These are unlike most current cancer therapies, which are marked by “broad brush” descriptions (“a breast cancer drug”) and expensive price tags that can wipe out savings, burden insurance companies, and may have little benefit. But the FDA has just approved a series of treatments (albeit for rarer and later-stage cancers) that come with companion diagnostics to make sure the patient is the right one (i.e., has the right biomarker profile) for that drug. Identification of these patients prior to treatment means that while the treatments are still very costly, they stand a much better chance of actually working.

Just recently, the FDA approved (under its fast-track NDA approval system):

Zelboraf: indicated to treat metastatic or unresectable melanoma in about half of melanoma patients whose tumors have the V600E mutation in the BRAF gene. Clinical trials showed improvement in survival compared to other chemotherapies.   The companion diagnostic test (cobas 4800 BRAF V600 Mutation Test) costs just $150. The drug cost? $56,400 for six months. The good news? The majority of patients taking Zelboraf in the pivotal clinical trial are still alive.

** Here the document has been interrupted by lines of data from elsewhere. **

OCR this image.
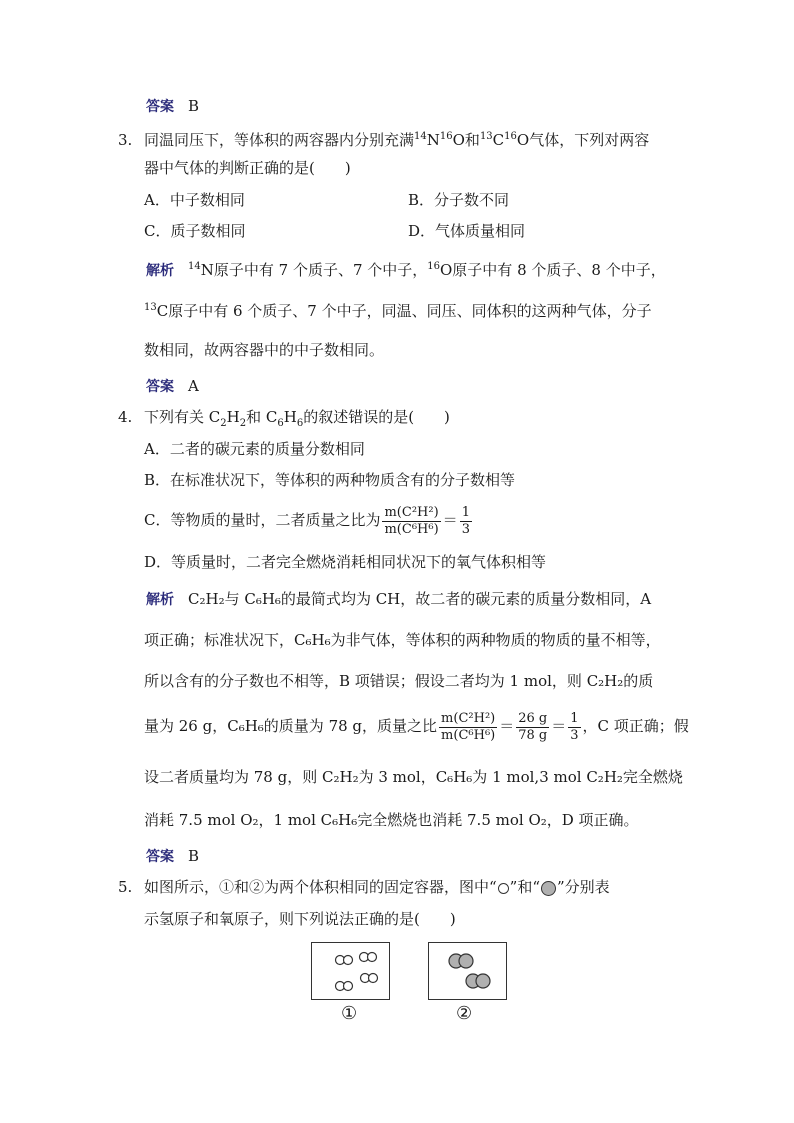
答案 B
3. 同温同压下，等体积的两容器内分别充满$^{14}N^{16}O$和$^{13}C^{16}O$气体，下列对两容
器中气体的判断正确的是(　　)
A．中子数相同	B．分子数不同
C．质子数相同	D．气体质量相同
解析 $^{14}$N原子中有 7 个质子、7 个中子，$^{16}$O原子中有 8 个质子、8 个中子，
$^{13}$C原子中有 6 个质子、7 个中子，同温、同压、同体积的这两种气体，分子
数相同，故两容器中的中子数相同。
答案 A
4. 下列有关 $C_2H_2$和 $C_6H_6$的叙述错误的是(　　)
A．二者的碳元素的质量分数相同
B．在标准状况下，等体积的两种物质含有的分子数相等
C．等物质的量时，二者质量之比为 $\frac{\text{m(C²H²)}}{\text{m(C⁶H⁶)}} = \frac{1}{3}$
D．等质量时，二者完全燃烧消耗相同状况下的氧气体积相等
解析 C₂H₂与 C₆H₆的最简式均为 CH，故二者的碳元素的质量分数相同，A
项正确；标准状况下，C₆H₆为非气体，等体积的两种物质的物质的量不相等，
所以含有的分子数也不相等，B 项错误；假设二者均为 1 mol，则 C₂H₂的质
量为 26 g，C₆H₆的质量为 78 g，质量之比 $\frac{\text{m(C²H²)}}{\text{m(C⁶H⁶)}} = \frac{26 g}{78 g} = \frac{1}{3}$ ，C 项正确；假
设二者质量均为 78 g，则 C₂H₂为 3 mol，C₆H₆为 1 mol,3 mol C₂H₂完全燃烧
消耗 7.5 mol O₂，1 mol C₆H₆完全燃烧也消耗 7.5 mol O₂，D 项正确。
答案 B
5. 如图所示，①和②为两个体积相同的固定容器，图中“ ”和“ ”分别表
示氢原子和氧原子，则下列说法正确的是(　　)
①	②
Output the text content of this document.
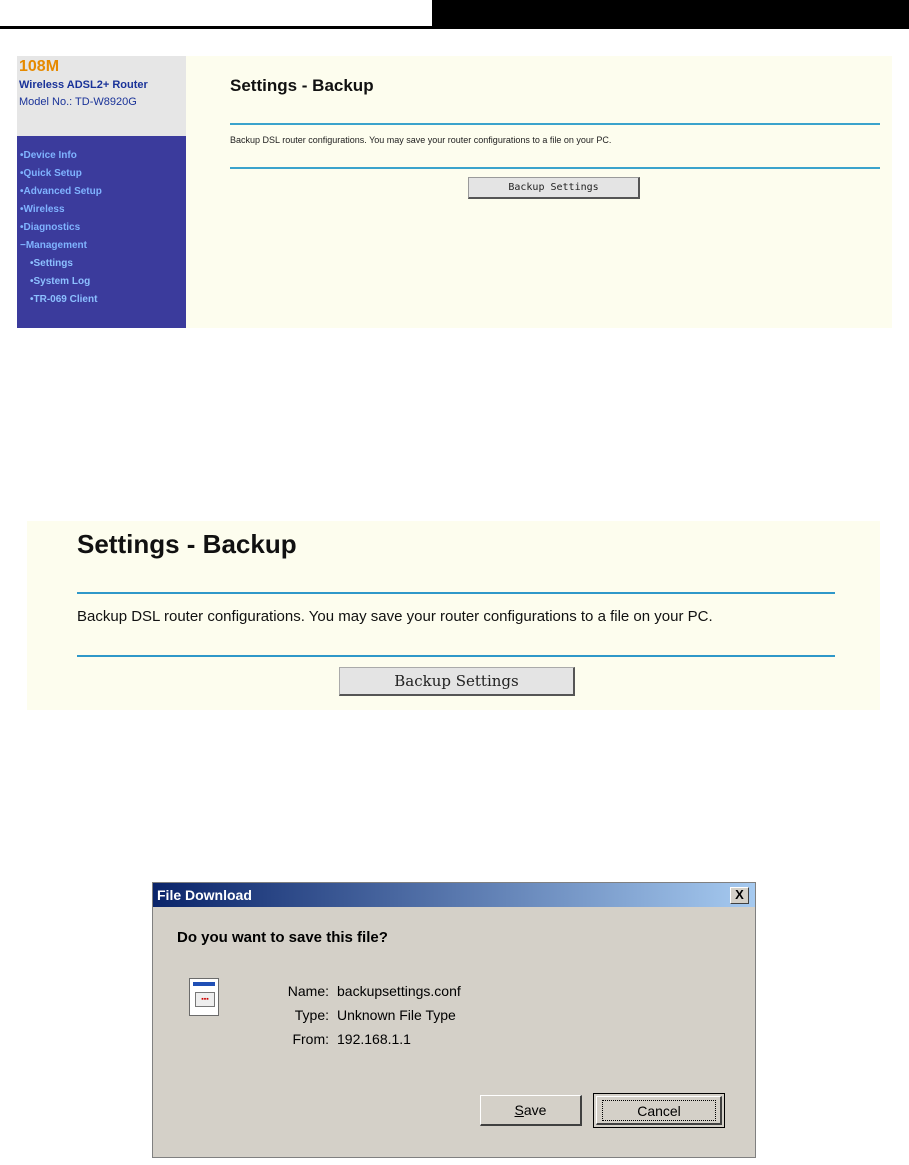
108M
Wireless ADSL2+ Router
Model No.: TD-W8920G
•Device Info
•Quick Setup
•Advanced Setup
•Wireless
•Diagnostics
−Management
•Settings
•System Log
•TR-069 Client
Settings - Backup
Backup DSL router configurations. You may save your router configurations to a file on your PC.
Backup Settings
Settings - Backup
Backup DSL router configurations. You may save your router configurations to a file on your PC.
Backup Settings
File Download	X
Do you want to save this file?
▪▪▪
Name: backupsettings.conf
Type: Unknown File Type
From: 192.168.1.1
S ave	Cancel
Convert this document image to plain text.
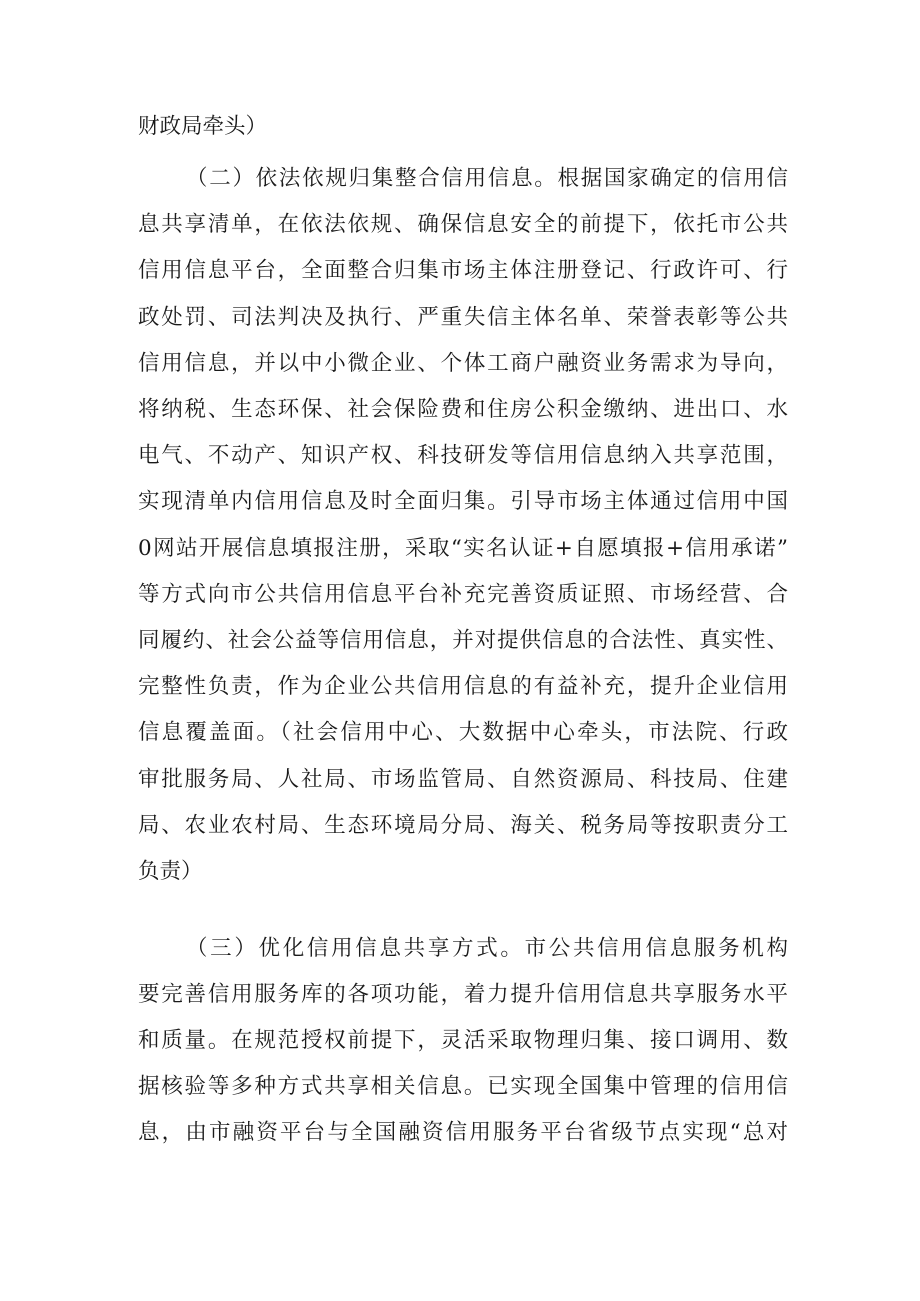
财政局牵头）
（二）依法依规归集整合信用信息。根据国家确定的信用信
息共享清单，在依法依规、确保信息安全的前提下，依托市公共
信用信息平台，全面整合归集市场主体注册登记、行政许可、行
政处罚、司法判决及执行、严重失信主体名单、荣誉表彰等公共
信用信息，并以中小微企业、个体工商户融资业务需求为导向，
将纳税、生态环保、社会保险费和住房公积金缴纳、进出口、水
电气、不动产、知识产权、科技研发等信用信息纳入共享范围，
实现清单内信用信息及时全面归集。引导市场主体通过信用中国
0网站开展信息填报注册，采取“实名认证+自愿填报+信用承诺”
等方式向市公共信用信息平台补充完善资质证照、市场经营、合
同履约、社会公益等信用信息，并对提供信息的合法性、真实性、
完整性负责，作为企业公共信用信息的有益补充，提升企业信用
信息覆盖面。（社会信用中心、大数据中心牵头，市法院、行政
审批服务局、人社局、市场监管局、自然资源局、科技局、住建
局、农业农村局、生态环境局分局、海关、税务局等按职责分工
负责）
（三）优化信用信息共享方式。市公共信用信息服务机构
要完善信用服务库的各项功能，着力提升信用信息共享服务水平
和质量。在规范授权前提下，灵活采取物理归集、接口调用、数
据核验等多种方式共享相关信息。已实现全国集中管理的信用信
息，由市融资平台与全国融资信用服务平台省级节点实现“总对
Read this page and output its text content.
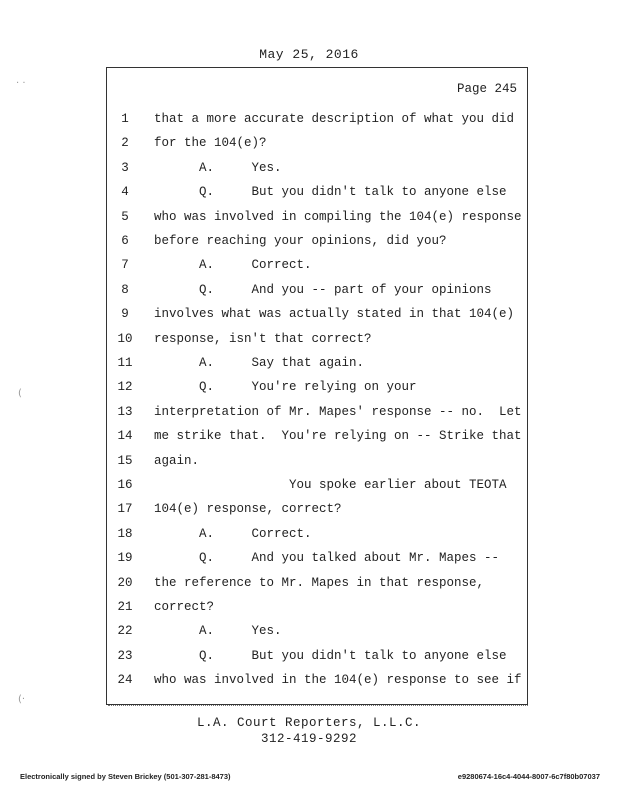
May 25, 2016
Page 245
1	that a more accurate description of what you did
2	for the 104(e)?
3	A.     Yes.
4	Q.     But you didn't talk to anyone else
5	who was involved in compiling the 104(e) response
6	before reaching your opinions, did you?
7	A.     Correct.
8	Q.     And you -- part of your opinions
9	involves what was actually stated in that 104(e)
10 response, isn't that correct?
11 A.     Say that again.
12 Q.     You're relying on your
13 interpretation of Mr. Mapes' response -- no.  Let
14 me strike that.  You're relying on -- Strike that
15 again.
16 You spoke earlier about TEOTA
17 104(e) response, correct?
18 A.     Correct.
19 Q.     And you talked about Mr. Mapes --
20 the reference to Mr. Mapes in that response,
21 correct?
22 A.     Yes.
23 Q.     But you didn't talk to anyone else
24 who was involved in the 104(e) response to see if
L.A. Court Reporters, L.L.C.
312-419-9292
Electronically signed by Steven Brickey (501-307-281-8473)	e9280674-16c4-4044-8007-6c7f80b07037
· ·
(
(·
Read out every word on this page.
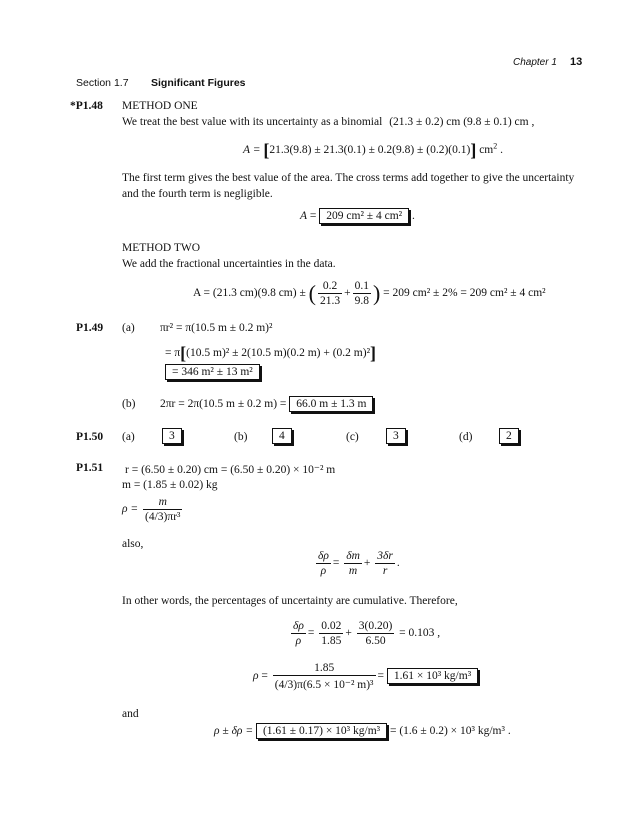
Chapter 1 13
Section 1.7 Significant Figures
*P1.48 METHOD ONE
We treat the best value with its uncertainty as a binomial (21.3 ± 0.2) cm (9.8 ± 0.1) cm ,
A = [21.3(9.8) ± 21.3(0.1) ± 0.2(9.8) ± (0.2)(0.1)] $cm^2$ .
The first term gives the best value of the area. The cross terms add together to give the uncertainty
and the fourth term is negligible.
A = 209 cm² ± 4 cm² .
METHOD TWO
We add the fractional uncertainties in the data.
A = (21.3 cm)(9.8 cm) ± ( $\frac{0.2}{21.3} + \frac{0.1}{9.8}$ ) = 209 cm² ± 2% = 209 cm² ± 4 cm²
P1.49 (a) πr² = π(10.5 m ± 0.2 m)²
= π[(10.5 m)² ± 2(10.5 m)(0.2 m) + (0.2 m)²]
= 346 m² ± 13 m²
(b) 2πr = 2π(10.5 m ± 0.2 m) = 66.0 m ± 1.3 m
P1.50 (a)	3	(b)	4	(c)	3	(d)	2
P1.51 r = (6.50 ± 0.20) cm = (6.50 ± 0.20) × 10⁻² m
m = (1.85 ± 0.02) kg
$\rho = \frac{m}{\text{(4/3)πr³}}$
also,
$\frac{\delta\rho}{\rho} = \frac{\delta m}{m} + \frac{3\delta r}{r}$ .
In other words, the percentages of uncertainty are cumulative. Therefore,
$\frac{\delta\rho}{\rho} = \frac{0.02}{1.85} + \frac{3(0.20)}{6.50} = 0.103$ ,
$\rho = \frac{1.85}{\text{(4/3)π(6.5 × 10⁻² m)³}} = 1.61 \times 10^3$ kg/m³
and
ρ ± δρ = (1.61 ± 0.17) × 10³ kg/m³ = (1.6 ± 0.2) × 10³ kg/m³ .
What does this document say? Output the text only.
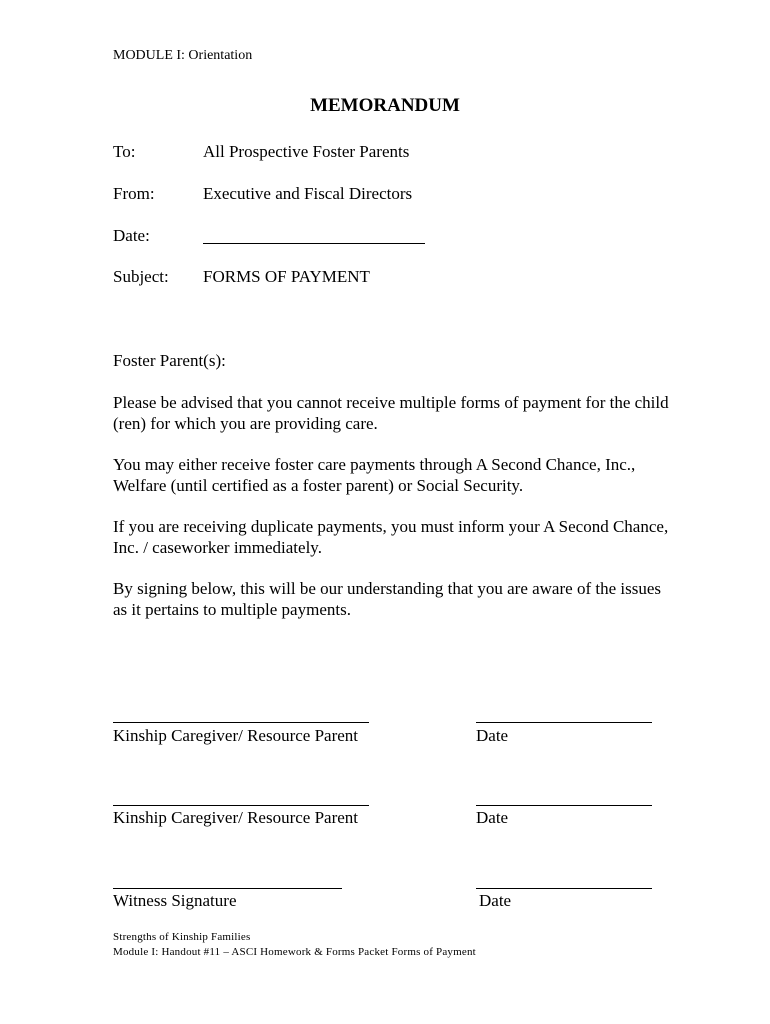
MODULE I: Orientation
MEMORANDUM
To:	All Prospective Foster Parents
From:	Executive and Fiscal Directors
Date:
Subject: FORMS OF PAYMENT
Foster Parent(s):
Please be advised that you cannot receive multiple forms of payment for the child (ren) for which you are providing care.
You may either receive foster care payments through A Second Chance, Inc., Welfare (until certified as a foster parent) or Social Security.
If you are receiving duplicate payments, you must inform your A Second Chance, Inc. / caseworker immediately.
By signing below, this will be our understanding that you are aware of the issues as it pertains to multiple payments.
Kinship Caregiver/ Resource Parent	Date
Kinship Caregiver/ Resource Parent	Date
Witness Signature	Date
Strengths of Kinship Families
Module I: Handout #11 – ASCI Homework & Forms Packet Forms of Payment
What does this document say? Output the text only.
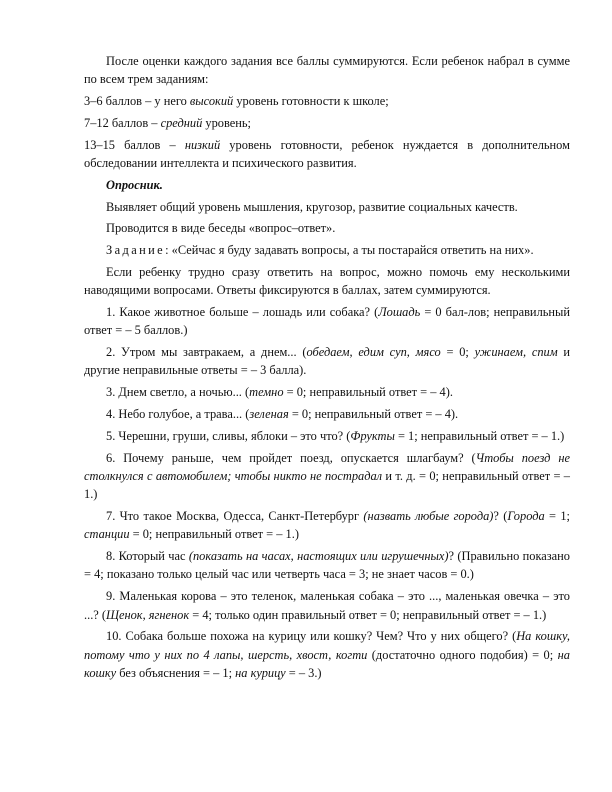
После оценки каждого задания все баллы суммируются. Если ребенок набрал в сумме по всем трем заданиям:

3–6 баллов – у него высокий уровень готовности к школе;

7–12 баллов – средний уровень;

13–15 баллов – низкий уровень готовности, ребенок нуждается в дополнительном обследовании интеллекта и психического развития.

Опросник.

Выявляет общий уровень мышления, кругозор, развитие социальных качеств.

Проводится в виде беседы «вопрос–ответ».

Задание: «Сейчас я буду задавать вопросы, а ты постарайся ответить на них».

Если ребенку трудно сразу ответить на вопрос, можно помочь ему несколькими наводящими вопросами. Ответы фиксируются в баллах, затем суммируются.

1. Какое животное больше – лошадь или собака? (Лошадь = 0 бал-лов; неправильный ответ = – 5 баллов.)

2. Утром мы завтракаем, а днем... (обедаем, едим суп, мясо = 0; ужинаем, спим и другие неправильные ответы = – 3 балла).

3. Днем светло, а ночью... (темно = 0; неправильный ответ = – 4).

4. Небо голубое, а трава... (зеленая = 0; неправильный ответ = – 4).

5. Черешни, груши, сливы, яблоки – это что? (Фрукты = 1; неправильный ответ = – 1.)

6. Почему раньше, чем пройдет поезд, опускается шлагбаум? (Чтобы поезд не столкнулся с автомобилем; чтобы никто не пострадал и т. д. = 0; неправильный ответ = – 1.)

7. Что такое Москва, Одесса, Санкт-Петербург (назвать любые города)? (Города = 1; станции = 0; неправильный ответ = – 1.)

8. Который час (показать на часах, настоящих или игрушечных)? (Правильно показано = 4; показано только целый час или четверть часа = 3; не знает часов = 0.)

9. Маленькая корова – это теленок, маленькая собака – это ..., маленькая овечка – это ...? (Щенок, ягненок = 4; только один правильный ответ = 0; неправильный ответ = – 1.)

10. Собака больше похожа на курицу или кошку? Чем? Что у них общего? (На кошку, потому что у них по 4 лапы, шерсть, хвост, когти (достаточно одного подобия) = 0; на кошку без объяснения = – 1; на курицу = – 3.)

Adcetris: designed to treat progressive Hodgkin’s lymphoma (HL) and anaplastic large-cell lymphoma (ALCL) by targeting chemotherapy doses to cells that carry a CD30 marker and bypassing healthy cells.  In the HL group, complete or partial shrinkage of the cancer was achieved in 73 percent of the patients who on average responded to therapy for 6.7 months.  The endpoint in the ALCL group of patients was similar to the HL group and 86 percent achieved complete or partial response on average for up to 12.6 months.

Xalkori: to treat a small subset of late-stage patients with non-small cell lung cancer (NSCLC) whose cells express the abnormal anaplastic lymphoma (ALK) protein.   In two multi-center clinical trials, complete or partial shrinkage of the cancer was achieved in 50 percent of patients with a median response of 42 weeks and 61 percent with a median response rate of 48 weeks.  The drug was developed by Pfizer and costs $115,200 per year, and the Vysis ALK Break Apart FISH Probe Kit (Abbott) is the companion diagnostic at a cost of $250.

A reduction in the time to approval is a side benefit to the strategies put forth by the drug and diagnostic companies pairing drugs with companion diagnostics – and will likely stimulate more pairing of drugs and diagnostics in the near future. As an added plus, linking diagnostics with treatments will pinpoint who’s qualified for the drug – and insurance carriers may then rejoice in the cost savings from providing coverage to only those patients who could benefit.  And, though many other patients with life-threatening cancers won’t qualify, drug developers will be able to turn their attention to looking for treatments for those non-responders.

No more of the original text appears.